I grew up amidst the chants of protest and the acrid sting of tear gas drifting through the streets of Assam. As a child in the late 1970s and early 1980s, I watched my mother, my uncles and aunts, and even our neighbours leave behind the safety of their homes to march in the Assam Agitation. It was not some distant political movement; it was a visceral struggle that consumed the very rhythm of daily life. Schooling was interrupted, careers were abandoned, and lives were extinguished in the name of safeguarding our homeland. More than eight hundred and fifty martyrs gave their lives, believing that their sacrifice would secure the identity and dignity of future generations. Yet today, I cannot help but ask—for what?
The Government of India’s recent order under the Immigration and Foreigners Act, 2025 has reopened old wounds. By permitting non-Muslim migrants from Afghanistan, Bangladesh and Pakistan who entered India on or before 31 December 2024 to remain even without valid documents, Delhi has once again shifted the goalposts. For policymakers, this may appear a gesture of humanitarian relief. But for us in Assam, it feels like the slow unravelling of the Assam Accord of 1985, the very pact that was supposed to guarantee our survival.
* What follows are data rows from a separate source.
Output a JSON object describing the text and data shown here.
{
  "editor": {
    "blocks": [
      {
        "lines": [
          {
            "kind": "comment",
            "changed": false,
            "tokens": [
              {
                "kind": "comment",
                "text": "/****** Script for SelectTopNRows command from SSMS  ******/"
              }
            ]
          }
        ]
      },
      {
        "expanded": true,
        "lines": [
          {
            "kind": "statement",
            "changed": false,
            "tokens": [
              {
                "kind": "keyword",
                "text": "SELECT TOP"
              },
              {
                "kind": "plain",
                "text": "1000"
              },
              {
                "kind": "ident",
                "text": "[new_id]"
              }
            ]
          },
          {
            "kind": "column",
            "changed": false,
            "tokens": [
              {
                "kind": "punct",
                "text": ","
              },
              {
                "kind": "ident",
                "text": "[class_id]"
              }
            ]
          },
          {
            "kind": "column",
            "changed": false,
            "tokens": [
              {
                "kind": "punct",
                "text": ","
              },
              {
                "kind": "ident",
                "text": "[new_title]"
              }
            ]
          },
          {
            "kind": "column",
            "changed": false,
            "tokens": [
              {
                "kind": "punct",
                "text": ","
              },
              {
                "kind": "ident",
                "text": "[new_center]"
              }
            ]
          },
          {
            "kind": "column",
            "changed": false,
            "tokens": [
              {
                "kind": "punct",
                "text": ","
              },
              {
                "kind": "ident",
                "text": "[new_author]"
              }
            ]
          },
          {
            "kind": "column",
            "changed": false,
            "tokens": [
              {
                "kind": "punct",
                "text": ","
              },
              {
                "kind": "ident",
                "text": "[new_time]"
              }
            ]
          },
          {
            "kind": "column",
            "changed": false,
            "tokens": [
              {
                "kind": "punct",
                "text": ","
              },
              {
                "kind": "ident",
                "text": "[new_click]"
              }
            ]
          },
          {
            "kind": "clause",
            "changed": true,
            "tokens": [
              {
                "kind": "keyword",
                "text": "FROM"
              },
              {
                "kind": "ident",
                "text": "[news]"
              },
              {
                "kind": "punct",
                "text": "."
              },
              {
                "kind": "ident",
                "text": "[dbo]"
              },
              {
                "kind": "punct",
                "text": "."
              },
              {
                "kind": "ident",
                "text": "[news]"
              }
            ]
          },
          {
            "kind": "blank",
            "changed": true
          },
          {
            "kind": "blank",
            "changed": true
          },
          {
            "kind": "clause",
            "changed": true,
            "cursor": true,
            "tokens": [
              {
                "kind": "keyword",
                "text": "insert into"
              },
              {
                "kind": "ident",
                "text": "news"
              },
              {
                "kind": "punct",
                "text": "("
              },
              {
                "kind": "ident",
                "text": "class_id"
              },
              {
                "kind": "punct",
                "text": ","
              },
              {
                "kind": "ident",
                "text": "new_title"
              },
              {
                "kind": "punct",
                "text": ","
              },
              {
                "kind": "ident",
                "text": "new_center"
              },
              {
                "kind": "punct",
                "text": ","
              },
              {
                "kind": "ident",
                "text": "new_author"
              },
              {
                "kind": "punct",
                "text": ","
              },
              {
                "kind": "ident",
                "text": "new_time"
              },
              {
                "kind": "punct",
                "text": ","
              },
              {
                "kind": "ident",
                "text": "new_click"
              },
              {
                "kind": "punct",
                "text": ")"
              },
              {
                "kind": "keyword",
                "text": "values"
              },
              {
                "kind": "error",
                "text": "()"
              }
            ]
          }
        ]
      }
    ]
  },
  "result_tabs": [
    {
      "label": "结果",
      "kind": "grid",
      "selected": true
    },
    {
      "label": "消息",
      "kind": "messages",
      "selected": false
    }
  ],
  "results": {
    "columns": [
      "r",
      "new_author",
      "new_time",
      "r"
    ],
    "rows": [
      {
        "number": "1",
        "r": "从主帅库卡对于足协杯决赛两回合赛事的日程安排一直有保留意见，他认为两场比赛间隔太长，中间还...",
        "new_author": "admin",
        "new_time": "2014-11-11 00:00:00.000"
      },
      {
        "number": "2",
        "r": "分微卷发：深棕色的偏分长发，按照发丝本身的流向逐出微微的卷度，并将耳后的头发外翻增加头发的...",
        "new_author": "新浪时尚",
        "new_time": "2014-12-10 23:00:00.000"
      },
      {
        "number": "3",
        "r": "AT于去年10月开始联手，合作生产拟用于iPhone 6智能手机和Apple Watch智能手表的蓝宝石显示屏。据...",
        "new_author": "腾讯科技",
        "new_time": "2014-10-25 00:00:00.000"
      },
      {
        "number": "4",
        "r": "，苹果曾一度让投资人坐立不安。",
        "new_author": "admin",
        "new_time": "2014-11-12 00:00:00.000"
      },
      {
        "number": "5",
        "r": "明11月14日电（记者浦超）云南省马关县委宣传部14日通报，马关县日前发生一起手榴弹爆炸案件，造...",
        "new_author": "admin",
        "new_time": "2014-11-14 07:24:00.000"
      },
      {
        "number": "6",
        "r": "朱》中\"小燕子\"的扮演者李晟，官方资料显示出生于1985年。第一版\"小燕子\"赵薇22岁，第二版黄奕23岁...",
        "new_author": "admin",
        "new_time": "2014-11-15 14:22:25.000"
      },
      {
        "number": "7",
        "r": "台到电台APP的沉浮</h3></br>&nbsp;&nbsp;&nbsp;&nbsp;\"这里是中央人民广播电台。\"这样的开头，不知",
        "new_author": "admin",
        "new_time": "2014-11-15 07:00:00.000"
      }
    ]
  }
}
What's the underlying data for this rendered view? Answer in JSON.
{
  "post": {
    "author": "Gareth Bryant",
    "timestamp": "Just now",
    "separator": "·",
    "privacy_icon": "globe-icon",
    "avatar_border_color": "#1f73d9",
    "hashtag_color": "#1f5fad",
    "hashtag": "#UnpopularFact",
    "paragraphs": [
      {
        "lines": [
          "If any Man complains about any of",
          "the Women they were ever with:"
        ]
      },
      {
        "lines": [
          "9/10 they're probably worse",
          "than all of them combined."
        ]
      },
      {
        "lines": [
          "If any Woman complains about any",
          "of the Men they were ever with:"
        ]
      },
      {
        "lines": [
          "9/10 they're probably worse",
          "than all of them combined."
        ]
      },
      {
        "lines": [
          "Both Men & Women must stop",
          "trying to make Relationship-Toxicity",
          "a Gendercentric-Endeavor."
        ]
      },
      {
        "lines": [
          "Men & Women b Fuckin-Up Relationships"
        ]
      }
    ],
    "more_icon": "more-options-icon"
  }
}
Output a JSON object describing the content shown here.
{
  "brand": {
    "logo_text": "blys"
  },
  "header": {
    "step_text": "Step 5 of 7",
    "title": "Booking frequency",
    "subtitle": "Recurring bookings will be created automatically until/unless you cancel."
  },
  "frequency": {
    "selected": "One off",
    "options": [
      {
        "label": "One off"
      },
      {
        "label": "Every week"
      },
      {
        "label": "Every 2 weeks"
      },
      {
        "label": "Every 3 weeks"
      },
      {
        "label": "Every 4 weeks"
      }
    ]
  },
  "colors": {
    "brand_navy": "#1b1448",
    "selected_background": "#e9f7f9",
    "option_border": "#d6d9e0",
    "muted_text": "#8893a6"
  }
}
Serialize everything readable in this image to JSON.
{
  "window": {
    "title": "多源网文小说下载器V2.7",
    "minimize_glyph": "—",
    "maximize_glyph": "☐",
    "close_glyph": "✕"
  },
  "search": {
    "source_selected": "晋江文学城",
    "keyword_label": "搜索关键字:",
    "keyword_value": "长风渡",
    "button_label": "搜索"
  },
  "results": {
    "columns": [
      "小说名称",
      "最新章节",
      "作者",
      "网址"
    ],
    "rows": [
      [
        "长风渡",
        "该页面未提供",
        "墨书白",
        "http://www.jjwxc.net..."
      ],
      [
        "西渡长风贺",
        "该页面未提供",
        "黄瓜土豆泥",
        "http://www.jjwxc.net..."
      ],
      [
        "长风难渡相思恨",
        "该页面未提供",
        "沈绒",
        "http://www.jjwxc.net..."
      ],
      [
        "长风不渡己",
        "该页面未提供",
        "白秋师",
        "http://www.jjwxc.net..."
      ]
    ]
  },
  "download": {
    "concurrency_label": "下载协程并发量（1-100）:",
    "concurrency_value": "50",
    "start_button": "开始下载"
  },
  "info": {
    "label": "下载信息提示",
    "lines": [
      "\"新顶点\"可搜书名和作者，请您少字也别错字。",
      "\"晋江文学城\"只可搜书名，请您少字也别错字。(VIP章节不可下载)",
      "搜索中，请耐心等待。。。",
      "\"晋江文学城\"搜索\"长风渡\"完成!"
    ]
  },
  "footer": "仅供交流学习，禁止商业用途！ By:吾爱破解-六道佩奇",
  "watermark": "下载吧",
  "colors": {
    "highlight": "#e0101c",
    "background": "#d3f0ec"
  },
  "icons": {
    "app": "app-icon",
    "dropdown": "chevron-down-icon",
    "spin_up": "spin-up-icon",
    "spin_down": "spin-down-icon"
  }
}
The blow first fell with the Citizenship (Amendment) Act, 2019, which had already extended the cut-off date for such migrants to 31 December 2014. That Act effectively nullified the Accord’s solemn deadline of 24 March 1971, a date consecrated by blood and compromise. It was not simply a legal threshold; it was the cornerstone of trust between the Assamese people and the Indian state.
Now, with the 2025 order, the cut-off has been pushed yet another decade forward. Each such extension is more than an administrative adjustment; it is a symbolic betrayal. It tells every family who lost a loved one in the agitation that their sacrifice has been treated as expendable. It reopens scars that had never truly healed.
For the rest of India, this is an abstract debate about refugee protection. For us, it is an existential crisis. The demographic equilibrium of Assam is already precarious. The Assamese language, culture and political voice stand imperilled. In village after village, town after town, quiet demographic shifts erode the very essence of our homeland. The threat is not merely economic or electoral; it is civilisational.
I am not without compassion for those fleeing persecution. Yet I ask: why must Assam perpetually bear the disproportionate burden of India’s refugee policies? Why must our fragile identity be sacrificed at the altar of national humanitarianism?
When I recall the faces of my family and neighbours, chanting through the streets in those turbulent years, I struggle to find words. They believed their courage would protect us, that the Accord enshrined their sacrifice. Today, as Delhi moves the goalposts yet again, I am left with the most painful of questions: was it all for nothing?